The Supreme Court may get another chance to muck things up if the case which is working its way through the federal court system makes its way to Washington. Before the GOP got its butt handed to them in the 2018 election, Republicans repealed the individual mandate as part of their tax "reform" legislation.  This afforded those diehard Obamacare haters to file suit which basically says that since there is no more individual mandate, there is no tax, and thus the whole of Obamacare is unconstitutional.  A federal judge in Texas agreed, but his ruling is on hold pending appeal.

Repeal and Replace

Repeal and Replace has been the mantra of Republicans for years when it comes to Obamacare.  While this slogan carried some weight when the GOP first coined the phrase, it no longer excites crowds, except for true believers.  This lack of favor came for two major reasons --- Republicans had no "replacement" and Obamacare now usually polls at least fifteen points on the positive side.  It seems like people are happy with the law's prohibition of discriminating against people with pre-existing conditions, keeping children on their plans until age 26, the subsidies, and the elimination of junk insurance plans.  The jury is also in on premium costs because even though health insurance costs continue to rise, the rate of increase has slowed dramatically.

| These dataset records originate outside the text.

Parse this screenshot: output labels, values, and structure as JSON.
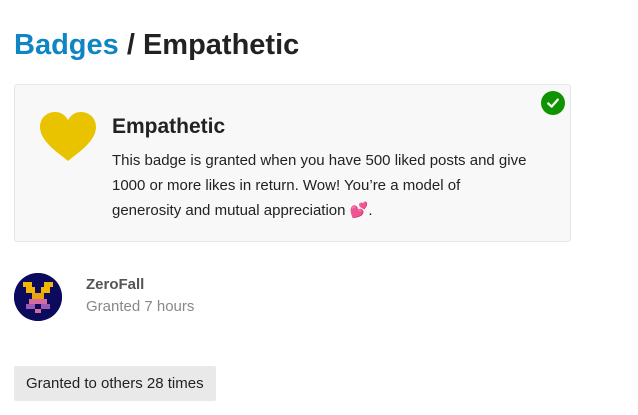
{
  "breadcrumb": {
    "link": "Badges",
    "separator": "/",
    "current": "Empathetic"
  },
  "badge": {
    "name": "Empathetic",
    "description": "This badge is granted when you have 500 liked posts and give 1000 or more likes in return. Wow! You’re a model of generosity and mutual appreciation",
    "description_end": ".",
    "emoji": "💕",
    "icon": "heart-icon",
    "icon_color": "#e9c300",
    "granted_status_icon": "check-circle-icon",
    "granted_status_color": "#0d9400"
  },
  "user": {
    "username": "ZeroFall",
    "granted_text": "Granted 7 hours"
  },
  "others_button": "Granted to others 28 times",
  "colors": {
    "link": "#0f85c4",
    "card_bg": "#f8f8f8",
    "button_bg": "#e9e9e9"
  }
}
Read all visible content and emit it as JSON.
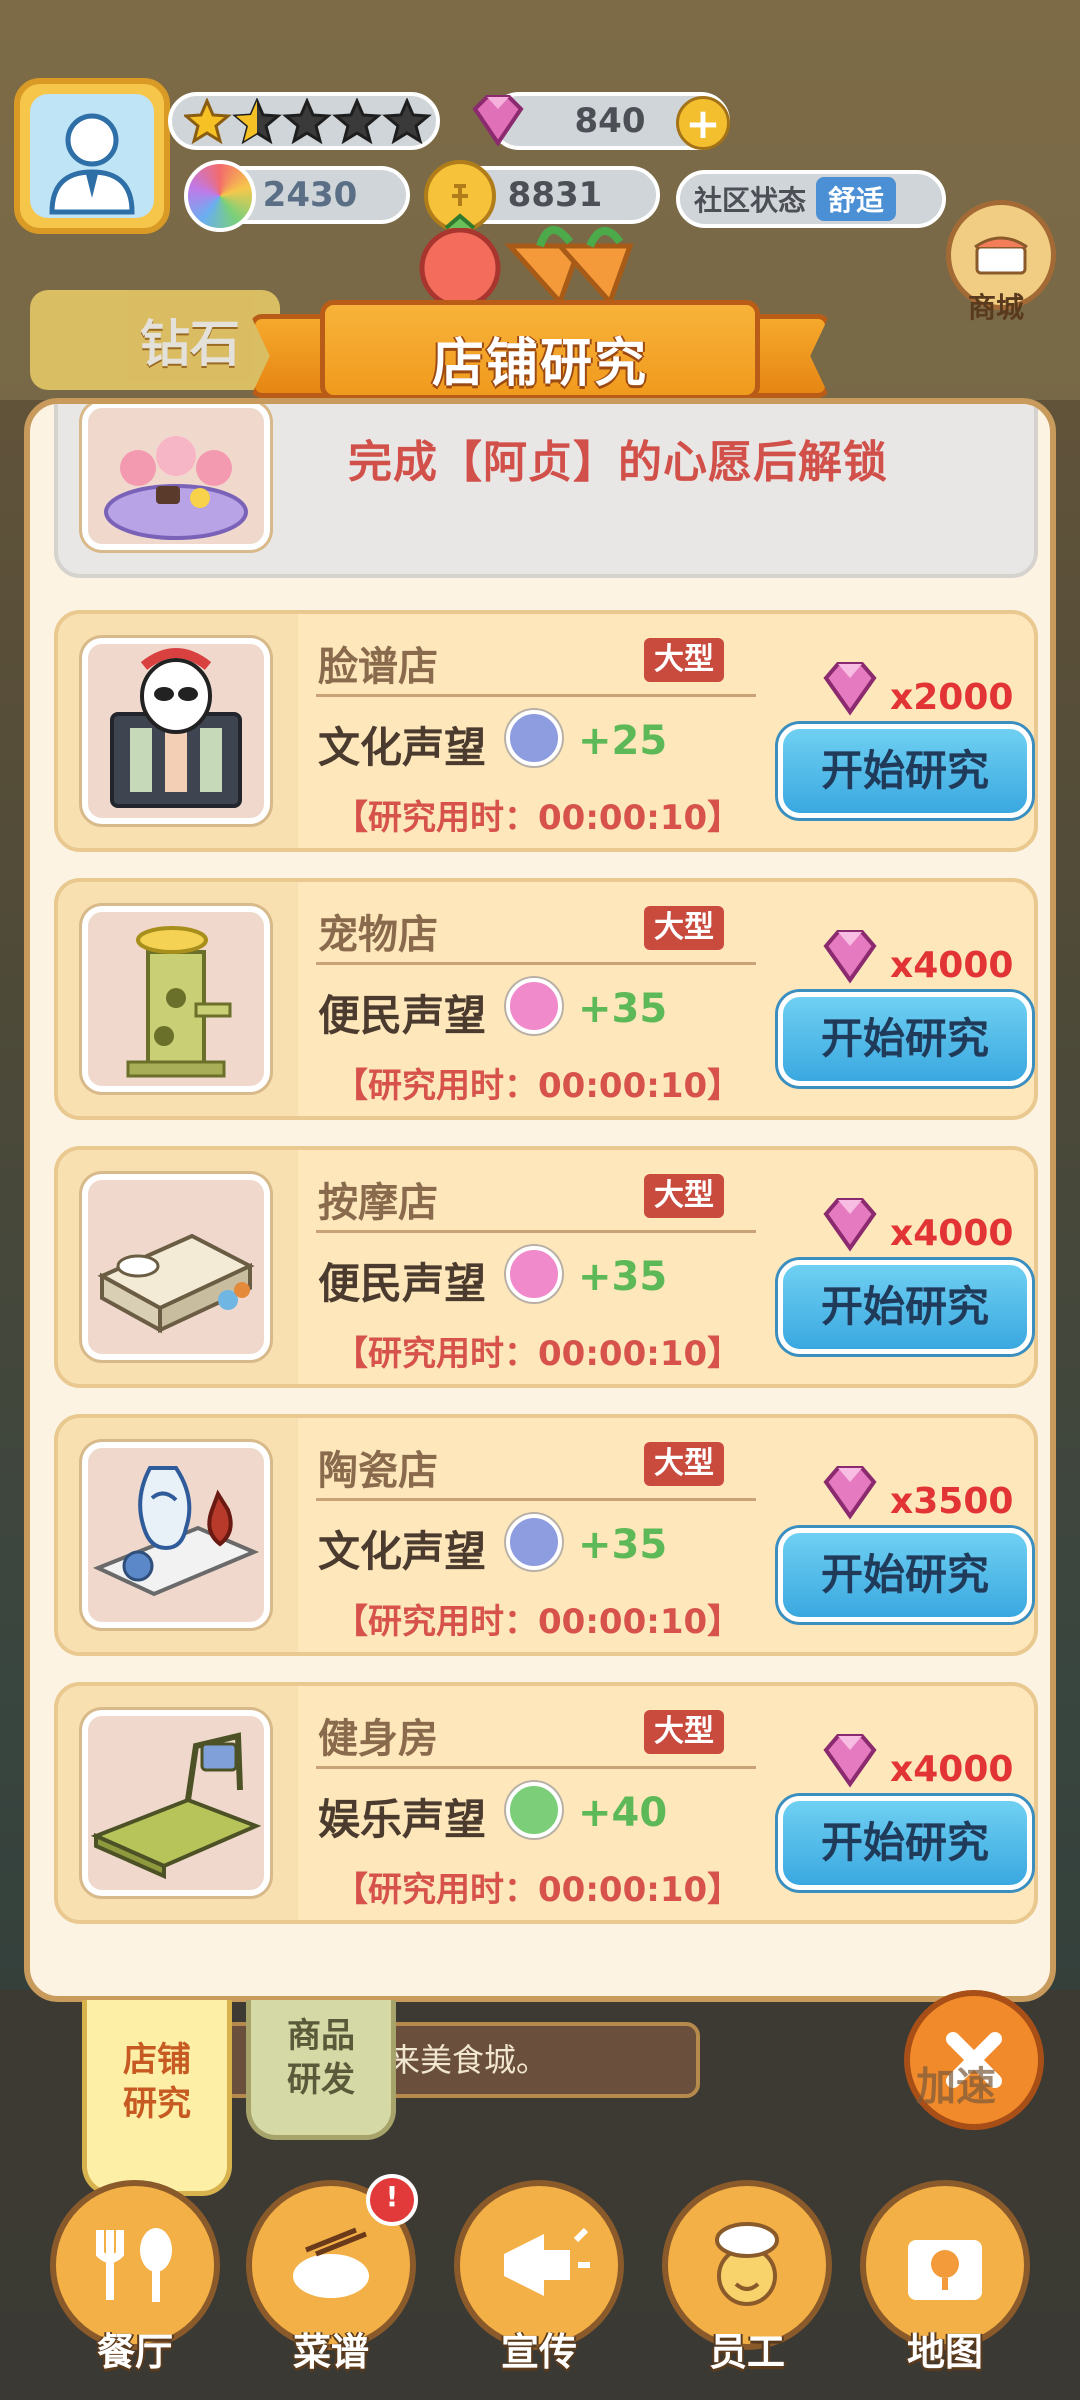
{
  "hud": {
    "stars_filled": 1.5,
    "stars_total": 5,
    "gems": "840",
    "rainbow_coins": "2430",
    "gold_coins": "8831",
    "community_label": "社区状态",
    "community_status": "舒适",
    "mall_label": "商城",
    "sign_text": "钻石"
  },
  "title": "店铺研究",
  "locked": {
    "text": "完成【阿贞】的心愿后解锁"
  },
  "shops": [
    {
      "name": "脸谱店",
      "size": "大型",
      "fame": "文化声望",
      "fame_color": "#8e9ce0",
      "bonus": "+25",
      "time": "【研究用时：00:00:10】",
      "cost": "x2000",
      "button": "开始研究"
    },
    {
      "name": "宠物店",
      "size": "大型",
      "fame": "便民声望",
      "fame_color": "#f08acb",
      "bonus": "+35",
      "time": "【研究用时：00:00:10】",
      "cost": "x4000",
      "button": "开始研究"
    },
    {
      "name": "按摩店",
      "size": "大型",
      "fame": "便民声望",
      "fame_color": "#f08acb",
      "bonus": "+35",
      "time": "【研究用时：00:00:10】",
      "cost": "x4000",
      "button": "开始研究"
    },
    {
      "name": "陶瓷店",
      "size": "大型",
      "fame": "文化声望",
      "fame_color": "#8e9ce0",
      "bonus": "+35",
      "time": "【研究用时：00:00:10】",
      "cost": "x3500",
      "button": "开始研究"
    },
    {
      "name": "健身房",
      "size": "大型",
      "fame": "娱乐声望",
      "fame_color": "#7ccf78",
      "bonus": "+40",
      "time": "【研究用时：00:00:10】",
      "cost": "x4000",
      "button": "开始研究"
    }
  ],
  "tabs": {
    "shop_research": "店铺研究",
    "product_dev": "商品研发"
  },
  "ticker_text": "一起来美食城。",
  "close_hint": "加速",
  "nav": [
    {
      "label": "餐厅",
      "icon": "restaurant-icon"
    },
    {
      "label": "菜谱",
      "icon": "recipe-icon"
    },
    {
      "label": "宣传",
      "icon": "megaphone-icon"
    },
    {
      "label": "员工",
      "icon": "chef-icon"
    },
    {
      "label": "地图",
      "icon": "map-icon"
    }
  ],
  "colors": {
    "banner": "#f8b33a",
    "panel": "#fdf3e2",
    "card": "#fde7bb",
    "button": "#4fbbe8",
    "cost_red": "#e23434",
    "time_red": "#d6524a",
    "bonus_green": "#5db857"
  }
}
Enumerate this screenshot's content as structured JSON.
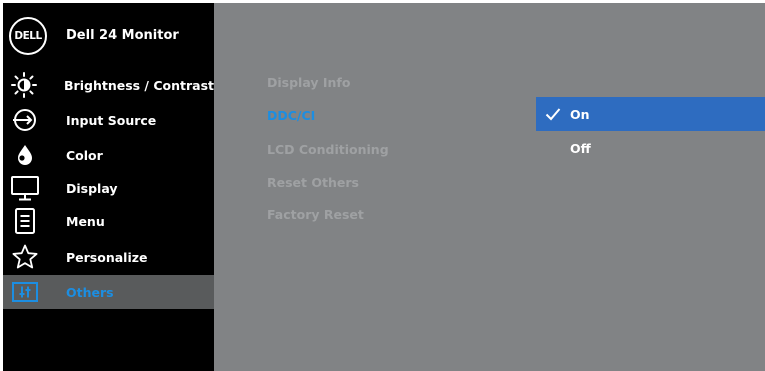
{
  "header": {
    "logo_text": "DELL",
    "title": "Dell 24 Monitor"
  },
  "sidebar": {
    "items": [
      {
        "label": "Brightness / Contrast",
        "icon": "brightness-icon"
      },
      {
        "label": "Input Source",
        "icon": "input-source-icon"
      },
      {
        "label": "Color",
        "icon": "color-icon"
      },
      {
        "label": "Display",
        "icon": "display-icon"
      },
      {
        "label": "Menu",
        "icon": "menu-icon"
      },
      {
        "label": "Personalize",
        "icon": "star-icon"
      },
      {
        "label": "Others",
        "icon": "others-icon",
        "active": true
      }
    ]
  },
  "submenu": {
    "items": [
      {
        "label": "Display Info"
      },
      {
        "label": "DDC/CI",
        "active": true
      },
      {
        "label": "LCD Conditioning"
      },
      {
        "label": "Reset Others"
      },
      {
        "label": "Factory Reset"
      }
    ]
  },
  "options": {
    "items": [
      {
        "label": "On",
        "selected": true
      },
      {
        "label": "Off",
        "selected": false
      }
    ]
  },
  "colors": {
    "sidebar_bg": "#000000",
    "main_bg": "#818385",
    "accent_blue": "#1c8ee2",
    "selected_bg": "#2e6cc0",
    "active_row_bg": "#595b5c"
  }
}
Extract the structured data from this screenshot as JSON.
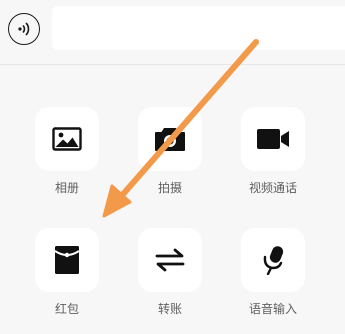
{
  "input": {
    "value": "",
    "placeholder": ""
  },
  "icons": {
    "voice_toggle": "voice-wave-icon",
    "album": "image-icon",
    "shoot": "camera-icon",
    "video_call": "video-camera-icon",
    "red_packet": "red-packet-icon",
    "transfer": "transfer-arrows-icon",
    "voice_input": "microphone-icon"
  },
  "tiles": [
    {
      "label": "相册"
    },
    {
      "label": "拍摄"
    },
    {
      "label": "视频通话"
    },
    {
      "label": "红包"
    },
    {
      "label": "转账"
    },
    {
      "label": "语音输入"
    }
  ],
  "colors": {
    "background": "#f7f7f7",
    "tile": "#ffffff",
    "icon": "#111111",
    "label": "#5f5f5f",
    "annotation_arrow": "#f29a4a"
  },
  "annotation": {
    "icon": "pointer-arrow-icon"
  }
}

The basic reason for passing Obamacare was to increase the number of individuals with health coverage.  Health insurance would no longer be a luxury only for those who could pay the bill.  Hard working individuals would now be able to go to get medical care without having to "tough it out" and pray for the best or get medical care and then seek bankruptcy protection.  At least 20 million people now have health insurance who wouldn't without Obamacare, and the GOP and President Donald Trump have no plan to cover these people.  Health Savings Accounts ain't gonna do it.

Where do we go from here?

Obamacare is here to stay, and thankfully so.  Millions of Americans now have health insurance who could never afford it.  One of the groups who benefit the most from Obamacare are those "small business people" the GOP loves to canonize.  It is not uncommon for a family health insurance plan to cost as much as $3000 a month, that $36,000 a year for those of you scoring at home.

A small businessman (making $60,000 a year) with a family of four would have to pay about $2000 a month for a family health insurance plan.  Under Obamacare, that small businessman would now get that same coverage for about $400 a month.  Now he can make that business grow and not have about being forced into bankruptcy by health insurance premiums or bills from an unexpected illness.

President Trump has promised a "really good" health insurance plan both on the campaign trail and now since he's instructed the Justice Department to join GOP Attorneys General in support of striking down Obamacare.  He recently said, the GOP will become the "party of healthcare."  This ain't gonna happen if you don't have a plan.  Trump's die-hard bases might take him on his word about healthcare, but a good majority of the American people won't.

Buzz and I are in agreement with a vast majority of the American people.  Fix Obamacare and don't throw the baby out with the bath water. Obamacare is not perfect, but it is so, so much better than what we had before.  Millions of more Americans are covered, and that's a great start.  Let's start tweaking it to cover even more Americans.